Even where consumers are lucky enough to escape preemption, their efforts to meaningfully challenge a bogus fee are further stymied by arbitration clauses, such as those that exist in every cellular telephone and cable service contract. Better still, such clauses even prohibit the consumer’s participation in any class action designed to provide meaningful relief to all users of these basic consumer services.

Were an arbitration clause miraculously absent, and a class action filed, the case will only find a hearing in the federal courts under the so-called Class Action Fairness Act, where the business industry is procedurally given multiple bites at the apple, all designed to impede any resolution, let alone a timely resolution of any dispute.

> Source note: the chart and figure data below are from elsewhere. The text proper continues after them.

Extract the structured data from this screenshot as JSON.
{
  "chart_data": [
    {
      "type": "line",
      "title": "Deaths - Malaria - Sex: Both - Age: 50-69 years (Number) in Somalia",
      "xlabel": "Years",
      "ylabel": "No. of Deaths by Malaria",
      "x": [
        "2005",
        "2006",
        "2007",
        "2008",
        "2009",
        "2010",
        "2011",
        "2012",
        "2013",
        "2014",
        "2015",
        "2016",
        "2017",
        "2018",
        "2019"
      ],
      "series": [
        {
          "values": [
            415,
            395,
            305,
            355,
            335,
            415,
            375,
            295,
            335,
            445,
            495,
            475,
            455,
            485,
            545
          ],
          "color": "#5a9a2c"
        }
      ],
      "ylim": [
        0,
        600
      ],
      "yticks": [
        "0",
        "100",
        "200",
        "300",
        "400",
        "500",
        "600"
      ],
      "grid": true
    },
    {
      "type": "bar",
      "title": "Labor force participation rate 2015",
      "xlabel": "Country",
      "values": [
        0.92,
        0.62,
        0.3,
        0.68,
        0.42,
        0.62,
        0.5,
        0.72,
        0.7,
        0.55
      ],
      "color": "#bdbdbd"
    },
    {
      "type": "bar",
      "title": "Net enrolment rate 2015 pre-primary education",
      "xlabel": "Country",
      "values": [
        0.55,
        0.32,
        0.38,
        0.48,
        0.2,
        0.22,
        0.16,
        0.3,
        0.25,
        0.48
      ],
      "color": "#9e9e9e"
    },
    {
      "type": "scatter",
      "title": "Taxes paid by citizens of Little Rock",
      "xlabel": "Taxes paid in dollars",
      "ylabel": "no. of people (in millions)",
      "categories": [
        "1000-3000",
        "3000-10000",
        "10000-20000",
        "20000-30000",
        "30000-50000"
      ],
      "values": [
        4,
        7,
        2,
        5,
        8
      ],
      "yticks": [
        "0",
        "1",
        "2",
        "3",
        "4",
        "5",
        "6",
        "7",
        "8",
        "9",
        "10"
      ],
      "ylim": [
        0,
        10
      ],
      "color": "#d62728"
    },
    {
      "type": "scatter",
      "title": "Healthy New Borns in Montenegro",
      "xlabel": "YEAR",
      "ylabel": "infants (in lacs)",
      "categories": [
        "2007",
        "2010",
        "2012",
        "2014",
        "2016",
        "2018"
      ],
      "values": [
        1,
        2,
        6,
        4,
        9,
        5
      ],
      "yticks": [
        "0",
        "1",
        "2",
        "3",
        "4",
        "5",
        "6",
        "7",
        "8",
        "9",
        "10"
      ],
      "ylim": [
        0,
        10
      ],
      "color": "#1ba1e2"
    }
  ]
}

When the house of cards collapse because no one has been able to effectively challenge a financial system rife with predatory business practices, business has done a pretty good job of making sure it can declare bankruptcy, or obtain a federal bailout, while the consumer cannot.

To those who contend that consumers can simply exercise their right to take their business elsewhere, it should come as no surprise that the “free market” has left the consumer with no choice at all. Like the gas station on every corner, there is no difference in the predatory practices of any industry player.

This failure is the direct result of eliminating through “tort reform” legislation what the free market has always permitted: private attorneys enforcing the law through private lawsuits in open public proceedings apprising all of the repercussions of failing to follow laws designed to protect consumers and those businesses that play by the rules.

The business lobby’s remarkable success at “tort reform” effectively removed the cop off the beat. In doing so, it eviscerated basic consumer protections in the financial markets. The result was predictable.

As consumers we should be outraged. As citizens, we should do something about it. That’s why elections matter. Make your vote count in November.

What is Arbitration?

Arbitration is not about giving you speedy resolution for a complaint you may have against a corporation. Arbitration is about establishing immunity for corporations.

Arbitration makes perfect sense where two parties to a contract, with equal bargaining power, make the business decision that a private system of dispute resolution is preferable to the courts. But arbitration is inherently unfair and unconscionable where a corporation tells its customer that in order to utilize its services, the customer must agree to arbitrate any claims.

To those corporate apologists yelling that if the customer does not like those terms, then the customer should go someplace else, I hear you. While this sounds perfectly reasonable, the practical truth is that the customer actually has no choice. If you want a cell phone, you have to agree to an arbitration clause since every carrier demands one. The same is true, or soon will be with the Supreme Court’s granting of corporate immunity, across the range of consumer services.

The Bill of Rights were enumerated to protect fundamental rights. Notably, those rights, particularly those dealing with a citizen’s access to courts are concerned not only with the actual right, but also the procedural guarantees that are necessary to give substance to the underlying right. You can have a right to a speedy trial, but that right does not mean much if you also do not have a right to have a counsel assist you in the process. No less is true of a right to a trial by jury. Unilaterally imposing an arbitration clause in your consumer contract, substantively and procedurally denies you a basic Seventh Amendment right to have a jury of your peers determine whether a corporation has harmed you. Forced arbitration is not only unfair, it is inherently un-American.